(Bloomberg) -- The U.S. Treasury Department said it may lift sanctions on Russian vehicle maker GAZ Group and related companies if it severs ties with billionaire Oleg Deripaska.
Treasury issued an update to its Russian sanctions program on Tuesday directed at GAZ, which Deripaska controls. “Parties may be removed by demonstrating a change in the circumstances that led to their designation,” the notice posted on the department’s website said. GAZ’s removal depends on “divestment and relinquishment of control of GAZ Group by” any sanctioned individuals, “including Oleg Deripaska,” Treasury said.
Deripaska among a group of Russian tycoons, companies and other people with ties to Russian President Vladimir Putin who were hit with U.S. sanctions April 6 in retribution for the Kremlin’s alleged meddling in the 2016 presidential election.
The sanctions initially caused disruption in the global supply chain for aluminum because the targets included United Co. Rusal, a Deripaska-linked company that is Russia’s largest producer of the metal. Prices for aluminum surged when Rusal was sanctioned, then fell last week after EN+ Group Plc., the holding company through which Deripaska has maintained his interest in Rusal, announced the billionaire is stepping down from the board of EN+ and intends to leave Rusal’s board.
Treasury also said on Tuesday that it will give GAZ and any entities in which the company has a 50 percent or greater stake until Oct. 23 to wind down activities and comply with U.S. sanctions. Treasury is also giving those with existing contracts with Rusal and its entities until October to wind down and comply with sanctions.

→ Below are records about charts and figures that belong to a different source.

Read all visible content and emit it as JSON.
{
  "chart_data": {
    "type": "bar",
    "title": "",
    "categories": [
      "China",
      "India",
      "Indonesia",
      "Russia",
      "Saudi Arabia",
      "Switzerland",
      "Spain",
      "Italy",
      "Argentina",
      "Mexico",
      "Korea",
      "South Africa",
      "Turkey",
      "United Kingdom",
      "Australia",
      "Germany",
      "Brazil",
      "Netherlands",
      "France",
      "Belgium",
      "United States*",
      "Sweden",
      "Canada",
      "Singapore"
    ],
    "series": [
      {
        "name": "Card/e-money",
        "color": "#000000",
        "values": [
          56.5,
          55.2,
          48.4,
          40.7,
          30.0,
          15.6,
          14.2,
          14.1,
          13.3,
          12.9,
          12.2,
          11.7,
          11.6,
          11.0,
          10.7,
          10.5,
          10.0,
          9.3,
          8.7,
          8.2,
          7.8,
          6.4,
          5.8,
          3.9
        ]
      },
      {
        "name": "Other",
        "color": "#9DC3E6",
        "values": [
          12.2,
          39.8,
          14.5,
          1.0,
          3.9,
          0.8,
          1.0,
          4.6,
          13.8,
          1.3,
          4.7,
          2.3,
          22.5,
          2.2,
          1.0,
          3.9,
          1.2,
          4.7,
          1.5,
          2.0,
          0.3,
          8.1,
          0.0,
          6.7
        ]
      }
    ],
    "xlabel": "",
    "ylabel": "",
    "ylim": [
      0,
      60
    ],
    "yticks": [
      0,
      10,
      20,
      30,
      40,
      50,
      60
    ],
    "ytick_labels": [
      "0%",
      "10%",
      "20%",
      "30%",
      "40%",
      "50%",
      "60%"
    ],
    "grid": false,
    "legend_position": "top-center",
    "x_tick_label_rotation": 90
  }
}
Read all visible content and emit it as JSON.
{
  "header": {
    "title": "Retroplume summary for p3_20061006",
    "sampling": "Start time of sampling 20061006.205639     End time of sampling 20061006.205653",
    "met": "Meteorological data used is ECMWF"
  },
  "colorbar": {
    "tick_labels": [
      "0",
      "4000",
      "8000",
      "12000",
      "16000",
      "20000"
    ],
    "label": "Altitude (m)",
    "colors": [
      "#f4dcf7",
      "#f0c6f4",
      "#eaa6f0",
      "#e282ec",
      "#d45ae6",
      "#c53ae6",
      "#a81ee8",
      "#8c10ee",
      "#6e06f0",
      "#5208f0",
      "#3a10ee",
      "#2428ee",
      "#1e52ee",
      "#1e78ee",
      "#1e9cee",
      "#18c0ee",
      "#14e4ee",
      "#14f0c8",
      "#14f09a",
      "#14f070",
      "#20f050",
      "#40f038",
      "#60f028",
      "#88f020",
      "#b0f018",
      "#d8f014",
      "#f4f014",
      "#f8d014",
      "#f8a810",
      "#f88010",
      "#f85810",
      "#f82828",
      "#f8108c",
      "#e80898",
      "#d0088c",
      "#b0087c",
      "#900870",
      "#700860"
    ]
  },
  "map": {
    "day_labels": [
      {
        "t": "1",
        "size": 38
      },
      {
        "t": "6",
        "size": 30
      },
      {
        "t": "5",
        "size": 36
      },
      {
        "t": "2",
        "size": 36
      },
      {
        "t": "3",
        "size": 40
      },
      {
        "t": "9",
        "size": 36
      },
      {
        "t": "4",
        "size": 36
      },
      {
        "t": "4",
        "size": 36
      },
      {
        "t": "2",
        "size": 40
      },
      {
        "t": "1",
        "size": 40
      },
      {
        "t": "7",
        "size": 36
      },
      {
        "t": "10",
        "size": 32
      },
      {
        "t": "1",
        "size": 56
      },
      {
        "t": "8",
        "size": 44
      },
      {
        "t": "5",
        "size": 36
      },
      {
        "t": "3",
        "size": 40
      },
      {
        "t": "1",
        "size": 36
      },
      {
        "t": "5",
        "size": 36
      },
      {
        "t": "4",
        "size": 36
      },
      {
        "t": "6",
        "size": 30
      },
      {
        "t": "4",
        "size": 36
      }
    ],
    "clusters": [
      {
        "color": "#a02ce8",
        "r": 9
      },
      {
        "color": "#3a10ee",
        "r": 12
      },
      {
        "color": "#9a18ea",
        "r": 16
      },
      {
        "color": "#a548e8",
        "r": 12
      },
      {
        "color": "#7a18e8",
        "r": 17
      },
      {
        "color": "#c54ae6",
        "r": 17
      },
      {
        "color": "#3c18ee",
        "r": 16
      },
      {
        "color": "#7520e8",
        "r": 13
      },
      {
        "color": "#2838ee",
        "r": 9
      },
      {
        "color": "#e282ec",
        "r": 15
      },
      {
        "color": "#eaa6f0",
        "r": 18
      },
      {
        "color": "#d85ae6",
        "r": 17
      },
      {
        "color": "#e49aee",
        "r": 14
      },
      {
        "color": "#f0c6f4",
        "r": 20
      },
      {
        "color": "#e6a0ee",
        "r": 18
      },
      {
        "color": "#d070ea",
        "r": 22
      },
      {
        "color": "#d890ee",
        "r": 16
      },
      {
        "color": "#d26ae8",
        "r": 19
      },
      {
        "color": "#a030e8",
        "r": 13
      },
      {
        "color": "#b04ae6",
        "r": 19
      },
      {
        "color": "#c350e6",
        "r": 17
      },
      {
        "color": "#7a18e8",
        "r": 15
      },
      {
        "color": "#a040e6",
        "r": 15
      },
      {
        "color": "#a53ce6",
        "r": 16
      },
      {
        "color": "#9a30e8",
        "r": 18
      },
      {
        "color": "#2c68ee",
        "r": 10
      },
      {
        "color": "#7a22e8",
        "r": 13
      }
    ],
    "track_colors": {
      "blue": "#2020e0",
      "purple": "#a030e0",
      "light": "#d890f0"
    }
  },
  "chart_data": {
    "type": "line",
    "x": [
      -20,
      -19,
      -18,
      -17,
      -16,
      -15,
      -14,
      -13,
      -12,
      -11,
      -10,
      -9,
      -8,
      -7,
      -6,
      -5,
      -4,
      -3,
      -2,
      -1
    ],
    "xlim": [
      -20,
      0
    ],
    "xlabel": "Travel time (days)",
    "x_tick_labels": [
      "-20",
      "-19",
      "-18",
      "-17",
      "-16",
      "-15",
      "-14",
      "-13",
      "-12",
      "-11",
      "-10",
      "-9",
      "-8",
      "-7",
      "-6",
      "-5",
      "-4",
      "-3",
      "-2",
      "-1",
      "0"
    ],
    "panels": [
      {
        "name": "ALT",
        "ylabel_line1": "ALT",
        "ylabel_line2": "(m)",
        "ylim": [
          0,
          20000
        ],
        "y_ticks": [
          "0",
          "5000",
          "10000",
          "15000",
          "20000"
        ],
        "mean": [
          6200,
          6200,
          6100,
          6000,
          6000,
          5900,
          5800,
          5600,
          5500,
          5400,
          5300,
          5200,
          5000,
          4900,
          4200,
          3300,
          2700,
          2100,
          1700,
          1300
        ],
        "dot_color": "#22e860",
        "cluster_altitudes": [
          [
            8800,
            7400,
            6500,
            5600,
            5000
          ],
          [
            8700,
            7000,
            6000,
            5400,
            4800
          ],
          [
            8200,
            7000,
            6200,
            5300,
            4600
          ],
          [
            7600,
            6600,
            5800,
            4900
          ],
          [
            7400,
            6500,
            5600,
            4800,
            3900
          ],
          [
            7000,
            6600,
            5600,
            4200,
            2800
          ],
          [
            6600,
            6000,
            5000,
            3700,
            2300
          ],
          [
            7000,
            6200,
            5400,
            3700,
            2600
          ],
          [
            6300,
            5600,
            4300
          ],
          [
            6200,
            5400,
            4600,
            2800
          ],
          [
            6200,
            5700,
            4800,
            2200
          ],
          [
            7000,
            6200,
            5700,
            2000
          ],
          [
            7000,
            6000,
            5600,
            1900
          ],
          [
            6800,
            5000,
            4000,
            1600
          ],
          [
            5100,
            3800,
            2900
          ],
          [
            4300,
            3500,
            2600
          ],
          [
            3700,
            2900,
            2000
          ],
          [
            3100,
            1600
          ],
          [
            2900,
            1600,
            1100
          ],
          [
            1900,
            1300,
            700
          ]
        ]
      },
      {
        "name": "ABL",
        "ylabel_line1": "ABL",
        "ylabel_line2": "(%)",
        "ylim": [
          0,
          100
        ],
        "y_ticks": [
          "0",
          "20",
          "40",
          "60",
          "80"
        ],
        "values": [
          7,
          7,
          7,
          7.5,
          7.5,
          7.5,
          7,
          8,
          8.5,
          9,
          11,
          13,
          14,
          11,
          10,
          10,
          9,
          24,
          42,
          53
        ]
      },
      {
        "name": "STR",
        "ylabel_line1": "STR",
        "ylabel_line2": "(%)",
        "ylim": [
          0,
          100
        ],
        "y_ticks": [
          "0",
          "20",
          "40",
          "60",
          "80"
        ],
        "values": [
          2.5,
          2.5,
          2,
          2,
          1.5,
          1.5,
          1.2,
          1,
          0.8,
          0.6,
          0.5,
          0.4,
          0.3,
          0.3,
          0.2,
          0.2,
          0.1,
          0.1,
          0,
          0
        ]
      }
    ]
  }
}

Deripaska once engaged as a political consultant former Trump campaign chairman Paul Manafort, who has been charged in the special counsel investigation with financial crimes and failing to disclose the lobbying work he did on behalf of a former president of Ukraine, a Putin ally.
Deripaska later invested $18.9 million with Manafort in a cable-television venture in Ukraine, and paid him $7.35 million in management fees. The deal ultimately soured, and Deripaska sued to try to get an accounting of the money.
A Treasury spokesman did not reply to a request for further clarification of Tuesday’s guidance.